The government-led restructuring of savings banks may end up injecting a sizable amount of taxpayers’ money into troubled secondary financial institutions, industry watchers said.

The Financial Supervisory Commission is in talks with potential investors including Woori Financial Group to arrange a sweeping rescue scheme for distressed savings banks hit by rising bad debts.

As a sweetener, the watchdog is proposing a method called purchase and assumption, under which, unlike in an ordinary merger and acquisition, they acquire only the viable assets, not all of them, on a selective basis.

They are also relatively free of the obligation to retain a large portion of the employees.

“I believe the FSC is suggesting P&A as a compromise to placate the potential investors while pressuring them to take over the savings banks,” a commercial bank official said.

He said acquirers are likely to hand over the remaining insolvent assets to the state-run Korea Asset Management Corp.

A banking research analyst said, “The financial authority will have no choice but to inject public funds to dispose of nonviable loans via KAMCO.”

The FSC has been striving to minimize taxpayer’s burden but it will be an uphill battle due to favorable conditions, analysts said.

Some watchers called on the authority to push for mergers between savings banks and liquidate nonviable savings banks.

Concerns are growing that the acquisitions will undermine the financial groups’ brand image and financial health.

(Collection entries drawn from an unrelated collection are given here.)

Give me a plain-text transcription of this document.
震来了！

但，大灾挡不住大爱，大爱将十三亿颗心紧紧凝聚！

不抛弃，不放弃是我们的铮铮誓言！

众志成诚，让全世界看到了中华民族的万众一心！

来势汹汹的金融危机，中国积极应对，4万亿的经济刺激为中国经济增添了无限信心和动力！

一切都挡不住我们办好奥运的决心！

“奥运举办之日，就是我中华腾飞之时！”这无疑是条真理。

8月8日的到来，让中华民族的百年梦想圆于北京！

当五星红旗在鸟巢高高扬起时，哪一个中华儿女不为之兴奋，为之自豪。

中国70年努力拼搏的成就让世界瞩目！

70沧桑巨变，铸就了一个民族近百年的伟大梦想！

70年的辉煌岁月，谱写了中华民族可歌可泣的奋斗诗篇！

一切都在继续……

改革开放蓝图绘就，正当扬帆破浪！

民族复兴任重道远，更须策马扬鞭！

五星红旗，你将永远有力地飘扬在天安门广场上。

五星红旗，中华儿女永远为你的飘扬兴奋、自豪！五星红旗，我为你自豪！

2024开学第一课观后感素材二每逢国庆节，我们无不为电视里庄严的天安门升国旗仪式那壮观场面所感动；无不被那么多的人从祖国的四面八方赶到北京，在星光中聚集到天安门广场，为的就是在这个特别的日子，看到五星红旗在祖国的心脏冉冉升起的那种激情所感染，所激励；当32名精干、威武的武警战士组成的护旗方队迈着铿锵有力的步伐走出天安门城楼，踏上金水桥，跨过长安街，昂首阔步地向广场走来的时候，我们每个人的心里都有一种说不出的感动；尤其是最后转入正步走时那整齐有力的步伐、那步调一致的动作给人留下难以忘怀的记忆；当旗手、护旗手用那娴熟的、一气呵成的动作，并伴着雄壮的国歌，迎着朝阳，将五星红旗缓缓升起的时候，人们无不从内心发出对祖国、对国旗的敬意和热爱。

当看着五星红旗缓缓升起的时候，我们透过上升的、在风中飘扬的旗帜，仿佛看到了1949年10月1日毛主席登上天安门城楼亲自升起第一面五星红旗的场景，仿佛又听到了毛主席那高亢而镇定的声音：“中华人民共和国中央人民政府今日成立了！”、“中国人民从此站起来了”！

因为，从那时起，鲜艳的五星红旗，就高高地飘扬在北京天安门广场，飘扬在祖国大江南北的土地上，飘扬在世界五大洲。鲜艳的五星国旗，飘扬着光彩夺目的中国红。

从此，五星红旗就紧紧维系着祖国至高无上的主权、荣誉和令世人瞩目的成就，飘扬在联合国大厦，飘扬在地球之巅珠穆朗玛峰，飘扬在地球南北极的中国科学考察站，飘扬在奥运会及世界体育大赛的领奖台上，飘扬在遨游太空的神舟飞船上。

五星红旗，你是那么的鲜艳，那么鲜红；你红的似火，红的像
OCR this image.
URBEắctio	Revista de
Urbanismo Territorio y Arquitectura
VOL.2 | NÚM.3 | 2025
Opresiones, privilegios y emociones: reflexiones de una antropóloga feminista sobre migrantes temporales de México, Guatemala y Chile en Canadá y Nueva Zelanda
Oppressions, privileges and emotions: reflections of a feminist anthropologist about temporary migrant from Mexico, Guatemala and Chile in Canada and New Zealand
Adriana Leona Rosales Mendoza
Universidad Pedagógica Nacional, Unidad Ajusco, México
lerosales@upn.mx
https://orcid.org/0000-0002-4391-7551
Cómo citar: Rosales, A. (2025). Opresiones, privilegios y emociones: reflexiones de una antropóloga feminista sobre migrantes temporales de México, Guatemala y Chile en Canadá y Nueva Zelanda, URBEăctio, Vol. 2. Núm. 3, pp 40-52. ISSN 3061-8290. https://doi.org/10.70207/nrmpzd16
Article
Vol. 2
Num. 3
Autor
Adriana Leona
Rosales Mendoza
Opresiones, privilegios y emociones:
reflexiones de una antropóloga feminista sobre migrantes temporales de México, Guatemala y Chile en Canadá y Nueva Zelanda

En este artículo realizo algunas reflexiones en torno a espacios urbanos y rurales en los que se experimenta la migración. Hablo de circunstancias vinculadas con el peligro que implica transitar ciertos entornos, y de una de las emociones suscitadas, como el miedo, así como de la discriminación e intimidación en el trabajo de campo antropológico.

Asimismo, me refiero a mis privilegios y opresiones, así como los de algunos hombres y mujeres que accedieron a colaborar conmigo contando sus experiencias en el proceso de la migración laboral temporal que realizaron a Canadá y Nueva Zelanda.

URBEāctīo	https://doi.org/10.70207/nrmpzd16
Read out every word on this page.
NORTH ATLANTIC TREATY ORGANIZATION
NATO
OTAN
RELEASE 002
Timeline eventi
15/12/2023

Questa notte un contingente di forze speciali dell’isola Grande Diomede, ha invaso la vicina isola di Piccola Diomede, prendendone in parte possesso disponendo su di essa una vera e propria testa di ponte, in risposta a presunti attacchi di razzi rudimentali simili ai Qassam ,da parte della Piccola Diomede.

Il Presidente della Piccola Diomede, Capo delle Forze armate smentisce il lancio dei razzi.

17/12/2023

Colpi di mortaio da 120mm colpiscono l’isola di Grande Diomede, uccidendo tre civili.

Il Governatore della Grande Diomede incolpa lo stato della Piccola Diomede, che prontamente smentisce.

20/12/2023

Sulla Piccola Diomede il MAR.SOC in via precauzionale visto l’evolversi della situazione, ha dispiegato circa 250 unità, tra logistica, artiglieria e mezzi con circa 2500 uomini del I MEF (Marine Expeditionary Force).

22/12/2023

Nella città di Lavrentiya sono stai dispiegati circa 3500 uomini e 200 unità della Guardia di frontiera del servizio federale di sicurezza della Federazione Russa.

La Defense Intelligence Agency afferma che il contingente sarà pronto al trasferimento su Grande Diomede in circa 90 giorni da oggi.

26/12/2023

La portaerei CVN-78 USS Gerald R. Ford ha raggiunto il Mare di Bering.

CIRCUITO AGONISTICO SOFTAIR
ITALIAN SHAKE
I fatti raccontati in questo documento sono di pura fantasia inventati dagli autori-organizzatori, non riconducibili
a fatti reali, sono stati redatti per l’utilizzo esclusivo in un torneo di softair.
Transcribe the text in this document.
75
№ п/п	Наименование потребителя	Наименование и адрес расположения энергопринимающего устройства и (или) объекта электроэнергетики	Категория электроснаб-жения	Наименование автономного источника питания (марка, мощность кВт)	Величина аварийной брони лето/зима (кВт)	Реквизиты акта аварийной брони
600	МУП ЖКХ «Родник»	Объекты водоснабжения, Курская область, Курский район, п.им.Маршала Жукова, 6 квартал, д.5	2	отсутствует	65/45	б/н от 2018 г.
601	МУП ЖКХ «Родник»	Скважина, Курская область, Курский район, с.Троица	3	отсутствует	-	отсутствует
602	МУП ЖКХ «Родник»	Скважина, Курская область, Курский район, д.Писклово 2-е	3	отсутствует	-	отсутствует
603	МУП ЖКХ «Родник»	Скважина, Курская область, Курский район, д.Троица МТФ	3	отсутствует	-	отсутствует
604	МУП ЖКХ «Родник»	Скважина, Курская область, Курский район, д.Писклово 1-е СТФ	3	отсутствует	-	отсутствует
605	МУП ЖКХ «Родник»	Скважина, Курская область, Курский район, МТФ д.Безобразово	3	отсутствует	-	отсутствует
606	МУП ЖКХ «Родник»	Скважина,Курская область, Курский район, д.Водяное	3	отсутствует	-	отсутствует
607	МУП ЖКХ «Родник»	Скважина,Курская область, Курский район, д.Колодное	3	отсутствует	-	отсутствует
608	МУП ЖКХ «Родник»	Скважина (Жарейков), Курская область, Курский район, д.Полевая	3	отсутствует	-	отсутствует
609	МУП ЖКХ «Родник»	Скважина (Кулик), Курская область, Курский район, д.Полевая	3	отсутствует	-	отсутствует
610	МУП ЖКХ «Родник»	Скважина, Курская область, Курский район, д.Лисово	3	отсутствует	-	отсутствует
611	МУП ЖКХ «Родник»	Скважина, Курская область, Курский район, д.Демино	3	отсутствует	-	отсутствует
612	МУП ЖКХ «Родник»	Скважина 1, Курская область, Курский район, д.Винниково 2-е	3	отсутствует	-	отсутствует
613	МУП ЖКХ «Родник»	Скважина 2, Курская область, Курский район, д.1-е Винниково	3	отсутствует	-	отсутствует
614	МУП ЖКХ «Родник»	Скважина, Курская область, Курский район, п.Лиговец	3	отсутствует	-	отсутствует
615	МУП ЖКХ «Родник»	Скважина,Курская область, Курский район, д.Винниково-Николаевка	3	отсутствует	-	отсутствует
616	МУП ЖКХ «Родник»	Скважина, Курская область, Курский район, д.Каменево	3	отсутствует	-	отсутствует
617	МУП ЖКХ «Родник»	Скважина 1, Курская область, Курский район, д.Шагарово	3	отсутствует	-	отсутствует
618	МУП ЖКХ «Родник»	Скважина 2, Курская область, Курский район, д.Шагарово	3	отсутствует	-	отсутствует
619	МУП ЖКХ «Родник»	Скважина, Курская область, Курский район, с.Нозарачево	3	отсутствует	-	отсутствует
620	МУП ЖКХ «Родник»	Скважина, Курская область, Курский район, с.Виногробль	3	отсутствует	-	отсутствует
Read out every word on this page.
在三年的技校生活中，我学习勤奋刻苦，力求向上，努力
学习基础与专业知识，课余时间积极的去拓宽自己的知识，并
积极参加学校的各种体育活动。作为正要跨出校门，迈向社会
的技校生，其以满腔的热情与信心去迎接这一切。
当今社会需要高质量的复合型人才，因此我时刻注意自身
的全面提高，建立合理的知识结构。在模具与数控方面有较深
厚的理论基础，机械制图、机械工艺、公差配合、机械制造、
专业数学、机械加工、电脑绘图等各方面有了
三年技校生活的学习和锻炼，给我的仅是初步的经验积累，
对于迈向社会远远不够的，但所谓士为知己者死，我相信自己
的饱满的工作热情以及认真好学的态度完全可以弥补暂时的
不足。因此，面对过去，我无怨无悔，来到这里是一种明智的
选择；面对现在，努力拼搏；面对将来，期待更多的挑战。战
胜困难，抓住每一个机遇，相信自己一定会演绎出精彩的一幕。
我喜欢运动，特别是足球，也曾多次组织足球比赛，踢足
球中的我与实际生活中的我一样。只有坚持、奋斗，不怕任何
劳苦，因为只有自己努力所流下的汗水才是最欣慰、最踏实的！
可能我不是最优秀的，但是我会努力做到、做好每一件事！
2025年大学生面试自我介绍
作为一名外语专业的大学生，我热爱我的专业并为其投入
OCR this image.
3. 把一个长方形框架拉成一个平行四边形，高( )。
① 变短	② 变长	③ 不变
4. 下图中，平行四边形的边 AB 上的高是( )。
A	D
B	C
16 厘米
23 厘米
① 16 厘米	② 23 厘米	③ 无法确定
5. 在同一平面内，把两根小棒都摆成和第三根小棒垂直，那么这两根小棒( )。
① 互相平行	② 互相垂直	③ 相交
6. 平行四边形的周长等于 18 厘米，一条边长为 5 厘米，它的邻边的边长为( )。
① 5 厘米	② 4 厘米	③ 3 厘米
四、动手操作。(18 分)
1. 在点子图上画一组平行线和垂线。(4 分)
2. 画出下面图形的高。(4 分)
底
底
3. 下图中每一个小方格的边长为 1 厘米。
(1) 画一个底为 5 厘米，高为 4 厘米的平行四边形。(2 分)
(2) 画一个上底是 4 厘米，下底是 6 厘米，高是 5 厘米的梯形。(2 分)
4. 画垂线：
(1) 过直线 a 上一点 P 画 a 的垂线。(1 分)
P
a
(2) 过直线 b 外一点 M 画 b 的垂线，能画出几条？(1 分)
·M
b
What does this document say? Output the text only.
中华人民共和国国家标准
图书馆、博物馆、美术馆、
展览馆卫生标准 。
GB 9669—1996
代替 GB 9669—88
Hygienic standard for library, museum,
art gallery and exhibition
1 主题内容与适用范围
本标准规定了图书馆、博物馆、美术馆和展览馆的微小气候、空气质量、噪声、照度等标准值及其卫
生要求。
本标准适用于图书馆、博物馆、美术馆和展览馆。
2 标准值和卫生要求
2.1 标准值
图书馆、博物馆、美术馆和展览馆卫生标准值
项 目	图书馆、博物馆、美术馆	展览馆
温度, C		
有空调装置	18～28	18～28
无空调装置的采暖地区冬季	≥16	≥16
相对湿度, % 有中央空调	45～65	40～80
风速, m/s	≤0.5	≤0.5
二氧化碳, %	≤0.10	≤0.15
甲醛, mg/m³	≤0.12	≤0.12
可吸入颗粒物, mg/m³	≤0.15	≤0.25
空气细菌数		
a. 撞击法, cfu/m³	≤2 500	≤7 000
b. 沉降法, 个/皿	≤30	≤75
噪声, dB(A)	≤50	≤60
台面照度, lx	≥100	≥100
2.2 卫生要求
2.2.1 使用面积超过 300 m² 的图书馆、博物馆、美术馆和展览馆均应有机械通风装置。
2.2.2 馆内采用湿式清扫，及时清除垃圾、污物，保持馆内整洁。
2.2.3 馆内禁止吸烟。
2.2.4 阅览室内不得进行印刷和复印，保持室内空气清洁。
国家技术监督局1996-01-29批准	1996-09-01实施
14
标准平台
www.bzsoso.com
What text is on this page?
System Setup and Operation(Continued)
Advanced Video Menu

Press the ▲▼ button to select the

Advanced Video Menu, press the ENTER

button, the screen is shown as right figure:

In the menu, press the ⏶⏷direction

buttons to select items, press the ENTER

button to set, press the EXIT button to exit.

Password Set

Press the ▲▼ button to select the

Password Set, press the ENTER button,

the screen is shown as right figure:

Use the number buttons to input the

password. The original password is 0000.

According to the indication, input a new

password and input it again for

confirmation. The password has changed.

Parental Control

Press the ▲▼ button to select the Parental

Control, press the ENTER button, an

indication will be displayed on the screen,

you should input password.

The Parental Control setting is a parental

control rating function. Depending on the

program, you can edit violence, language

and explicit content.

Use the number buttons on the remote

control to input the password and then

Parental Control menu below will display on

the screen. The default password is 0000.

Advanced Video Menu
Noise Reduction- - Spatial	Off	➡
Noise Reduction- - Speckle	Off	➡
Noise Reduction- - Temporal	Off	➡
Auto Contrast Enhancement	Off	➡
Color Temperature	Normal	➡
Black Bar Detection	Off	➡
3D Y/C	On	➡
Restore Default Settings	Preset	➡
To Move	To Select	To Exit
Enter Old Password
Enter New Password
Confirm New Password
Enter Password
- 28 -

Since the 1997 Asian financial crisis, trillions of won in public funds has been poured into savings banks.

This year alone, the government is allocating about 3.5 trillion won ($3 billion) for purchasing their bad loans.

The accumulated public funds for the savings bank industry are expected to exceed 20 trillion won at the end of 2011.

The combined public funds amounted to 17.28 trillion won as of November 2010. More than 60 percent of that was allocated from taxes.

While their recent bad assets were due mainly to construction-related project financing loans, KAMCO has launched to probe construction companies funded by savings banks.

KAMCO is also seeking to attract investors for construction companies failing to repay their debt.

“The Bank of Korea is set to raise the benchmark interest rate further after lifting it in January,” an analyst said. “The rising rates will be another poison to the sluggish construction sector.”